1) Is this a correct distribution?
Yes. An expression for a Dirac delta "function", such as $$f(x) = \delta(x-\tau)=\begin{cases}\infty, & x=\tau\\ 0, & \text{elsewhere.}\end{cases}$$ does not define a probability density function, but is a common abuse of notation serving to specify that the random variable $X$ has a probability distribution defined by the Dirac probability measure $\delta_\tau,$ which puts all the probability mass on the constant $\tau$; i.e., for any Borel subset $A\subseteq\mathbb{R},$ $$\delta_\tau(A)=\mathbb{1}_A(\tau)$$ and in particular $\delta_\tau(\{\tau\})=1$, so $X$ is said to be almost surely equal to the constant $\tau$ (i.e. $X\overset{\text{a.s.}}{=}\tau$). This is certainly a legitimate probability distribution, but it does not have a probability density function because the cumulative distribution function is not continous:
$$F(x)=P(X\le x)=\delta_\tau((-\infty,x]) = \begin{cases}0, &x<\tau\\1, &x\ge \tau\end{cases}$$
so the derivative of $F$ vanishes everywhere except at $x=\tau$, where it is undefined.

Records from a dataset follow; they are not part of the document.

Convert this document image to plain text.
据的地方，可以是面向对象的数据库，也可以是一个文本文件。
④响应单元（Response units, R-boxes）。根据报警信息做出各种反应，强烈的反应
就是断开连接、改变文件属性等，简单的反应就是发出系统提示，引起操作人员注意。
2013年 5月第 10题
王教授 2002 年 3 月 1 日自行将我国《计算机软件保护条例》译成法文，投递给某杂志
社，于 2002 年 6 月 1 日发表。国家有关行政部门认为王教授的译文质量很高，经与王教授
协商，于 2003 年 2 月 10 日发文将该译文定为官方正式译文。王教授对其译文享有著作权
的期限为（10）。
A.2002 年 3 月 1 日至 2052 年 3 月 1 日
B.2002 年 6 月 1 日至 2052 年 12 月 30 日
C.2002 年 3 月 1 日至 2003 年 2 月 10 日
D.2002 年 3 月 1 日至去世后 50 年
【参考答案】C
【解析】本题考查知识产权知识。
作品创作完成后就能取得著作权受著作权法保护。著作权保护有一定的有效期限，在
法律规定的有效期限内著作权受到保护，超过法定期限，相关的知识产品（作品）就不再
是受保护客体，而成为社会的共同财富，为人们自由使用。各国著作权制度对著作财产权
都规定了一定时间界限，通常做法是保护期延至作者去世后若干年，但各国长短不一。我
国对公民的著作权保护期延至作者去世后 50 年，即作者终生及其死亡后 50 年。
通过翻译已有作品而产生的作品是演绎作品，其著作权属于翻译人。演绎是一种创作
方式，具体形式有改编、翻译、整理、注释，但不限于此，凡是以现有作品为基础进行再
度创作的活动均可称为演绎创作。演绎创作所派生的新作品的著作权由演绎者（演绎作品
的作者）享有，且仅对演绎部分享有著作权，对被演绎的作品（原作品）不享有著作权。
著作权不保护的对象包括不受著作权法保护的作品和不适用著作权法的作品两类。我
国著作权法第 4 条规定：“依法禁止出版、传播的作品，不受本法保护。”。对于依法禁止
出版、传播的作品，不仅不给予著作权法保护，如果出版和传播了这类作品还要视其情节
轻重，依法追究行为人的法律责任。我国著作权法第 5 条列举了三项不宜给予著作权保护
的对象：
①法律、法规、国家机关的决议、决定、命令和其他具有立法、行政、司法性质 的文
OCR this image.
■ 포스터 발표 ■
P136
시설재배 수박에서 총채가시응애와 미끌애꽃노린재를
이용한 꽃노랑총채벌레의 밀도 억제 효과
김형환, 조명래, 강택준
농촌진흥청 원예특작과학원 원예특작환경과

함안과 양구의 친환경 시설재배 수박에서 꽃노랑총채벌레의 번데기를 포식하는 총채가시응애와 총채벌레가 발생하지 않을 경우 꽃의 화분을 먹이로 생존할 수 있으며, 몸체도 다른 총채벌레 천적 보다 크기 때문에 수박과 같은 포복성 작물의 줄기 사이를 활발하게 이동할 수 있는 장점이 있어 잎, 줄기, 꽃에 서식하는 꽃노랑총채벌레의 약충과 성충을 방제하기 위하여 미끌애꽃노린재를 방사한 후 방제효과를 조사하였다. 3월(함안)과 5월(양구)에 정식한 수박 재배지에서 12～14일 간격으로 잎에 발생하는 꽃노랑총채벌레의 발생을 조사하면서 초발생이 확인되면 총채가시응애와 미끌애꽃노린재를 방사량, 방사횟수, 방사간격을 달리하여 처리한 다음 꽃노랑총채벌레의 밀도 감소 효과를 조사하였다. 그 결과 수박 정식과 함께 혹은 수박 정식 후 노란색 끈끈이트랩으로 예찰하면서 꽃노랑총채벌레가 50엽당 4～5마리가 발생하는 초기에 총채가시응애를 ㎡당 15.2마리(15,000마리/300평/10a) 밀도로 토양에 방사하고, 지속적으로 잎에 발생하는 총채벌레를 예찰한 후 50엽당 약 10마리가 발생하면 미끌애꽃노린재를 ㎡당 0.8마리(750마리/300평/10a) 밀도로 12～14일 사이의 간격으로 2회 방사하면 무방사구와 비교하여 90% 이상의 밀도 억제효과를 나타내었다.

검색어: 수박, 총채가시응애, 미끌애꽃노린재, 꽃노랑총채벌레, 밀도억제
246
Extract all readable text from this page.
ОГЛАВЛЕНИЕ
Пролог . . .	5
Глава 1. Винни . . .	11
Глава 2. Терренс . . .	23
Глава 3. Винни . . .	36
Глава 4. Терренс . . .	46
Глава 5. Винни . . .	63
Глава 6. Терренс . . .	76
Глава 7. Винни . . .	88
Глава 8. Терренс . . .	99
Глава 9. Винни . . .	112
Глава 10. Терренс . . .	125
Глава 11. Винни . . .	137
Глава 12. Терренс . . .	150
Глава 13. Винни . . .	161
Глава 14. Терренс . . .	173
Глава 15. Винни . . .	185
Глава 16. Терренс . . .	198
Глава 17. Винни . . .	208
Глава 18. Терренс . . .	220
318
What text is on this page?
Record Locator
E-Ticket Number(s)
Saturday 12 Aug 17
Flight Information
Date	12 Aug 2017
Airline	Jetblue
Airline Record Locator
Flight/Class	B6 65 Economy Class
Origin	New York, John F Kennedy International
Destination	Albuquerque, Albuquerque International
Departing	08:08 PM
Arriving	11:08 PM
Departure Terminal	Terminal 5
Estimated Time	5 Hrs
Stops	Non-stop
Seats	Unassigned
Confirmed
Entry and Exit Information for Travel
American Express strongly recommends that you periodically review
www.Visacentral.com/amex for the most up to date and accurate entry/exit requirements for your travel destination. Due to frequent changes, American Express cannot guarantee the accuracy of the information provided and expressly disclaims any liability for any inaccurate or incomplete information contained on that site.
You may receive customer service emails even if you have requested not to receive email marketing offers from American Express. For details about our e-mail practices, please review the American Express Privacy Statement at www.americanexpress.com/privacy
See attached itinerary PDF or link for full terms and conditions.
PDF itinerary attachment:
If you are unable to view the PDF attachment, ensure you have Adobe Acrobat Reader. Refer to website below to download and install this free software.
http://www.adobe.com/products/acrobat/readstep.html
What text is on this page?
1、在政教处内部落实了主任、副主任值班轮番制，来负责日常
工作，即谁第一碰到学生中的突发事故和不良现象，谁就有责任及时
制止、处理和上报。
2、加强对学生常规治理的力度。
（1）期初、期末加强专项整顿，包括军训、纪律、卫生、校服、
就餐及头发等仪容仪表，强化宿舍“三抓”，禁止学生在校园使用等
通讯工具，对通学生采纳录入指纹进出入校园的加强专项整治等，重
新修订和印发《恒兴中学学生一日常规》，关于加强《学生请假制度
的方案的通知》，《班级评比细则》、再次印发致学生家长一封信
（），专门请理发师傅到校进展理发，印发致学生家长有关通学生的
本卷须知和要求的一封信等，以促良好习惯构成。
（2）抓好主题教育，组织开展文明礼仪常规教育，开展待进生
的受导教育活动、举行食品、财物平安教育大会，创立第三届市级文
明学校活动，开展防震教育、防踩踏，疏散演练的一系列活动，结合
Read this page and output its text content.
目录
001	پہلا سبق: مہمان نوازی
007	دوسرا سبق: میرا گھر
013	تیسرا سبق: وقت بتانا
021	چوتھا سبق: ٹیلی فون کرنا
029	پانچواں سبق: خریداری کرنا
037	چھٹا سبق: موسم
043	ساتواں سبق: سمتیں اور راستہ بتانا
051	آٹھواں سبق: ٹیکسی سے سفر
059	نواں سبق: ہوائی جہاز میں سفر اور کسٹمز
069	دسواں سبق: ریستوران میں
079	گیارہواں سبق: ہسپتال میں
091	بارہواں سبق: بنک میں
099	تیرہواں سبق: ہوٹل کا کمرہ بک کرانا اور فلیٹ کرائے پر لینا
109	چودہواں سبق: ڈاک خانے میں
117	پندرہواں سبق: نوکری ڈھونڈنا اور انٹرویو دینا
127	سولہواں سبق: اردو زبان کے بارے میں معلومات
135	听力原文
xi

2) How do you integrate this?
Again, the expression $$\int_{0}^{\infty} e^{-\alpha x} f(x)\, \mathrm dx$$ is not to be taken literally, but rather as the Lebesgue integral suggested by $f(x)\,\mathrm dx\leftrightarrow \mathrm d\delta_\tau(x):$
$$\int_{0}^{\infty} e^{-\alpha x}\,\mathrm d\delta_\tau(x)=e^{-\alpha \tau},$$
where the RHS follows from the fact (proved, e.g. here) that for any $g:\mathcal{X}\rightarrow\mathbb{R}$ and $\tau\in\mathcal{X},$
$$\int_{\mathcal{X}} g(x)\,\mathrm d\delta_\tau(x)=g(\tau).$$
NB: A more elementary approach sometimes used (e.g. here) is to define, for any $g:\mathcal{X}\to\mathbb{R}$ with $\mathcal{X}$ a real interval, and $\tau\in\mathcal{X},$
$$\int_{\mathcal{X}} g(x)\,\delta(x-\tau)\,\mathrm dx\ ::=\ \lim_{\epsilon\to 0}\int_{\mathcal{X}} g(x)\, \delta_\epsilon(x-\tau) dx\quad\quad\text{}$$
where $\delta_\epsilon(x-\tau)$ is a rectangular density function of width $\epsilon$ centered on $x=\tau.$ (Note that as $\epsilon\to 0,$ the probability mass becomes more and more concentrated nearer and nearer to $x=\tau$, but $\delta_\epsilon(x-\tau)$ does not converge to a valid probability density function.) Now it can be shown (as at the above link) that if $g$ is continous, then
$$\int_{\mathcal{X}} g(x)\,\delta(x-\tau)\,\mathrm dx\ \ =\ g(\tau),$$
giving the same result as before.
Aside: It might be worth noting that the quantity $q$ is defined as the probability that the processor-lifetime $Y$ exceeds the task-lifetime $X$, $$q::=P(Y>X),$$
and it is an easily proved and highly intuitive theorem that for jointly distributed random variables $X$ and $Y$,
$$X\overset{\text{a.s.}}{=}\tau\ \implies\ P(Y>X)=P(Y>\tau).$$
Hence, we have immediately the result
$$q=P(Y>\tau)=e^{-\alpha\tau}$$
because the authors have evidently assumed that $Y$ has an exponential distribution with parameter $\alpha.$ (This assumption is the reason for the exponential term in the given integral.)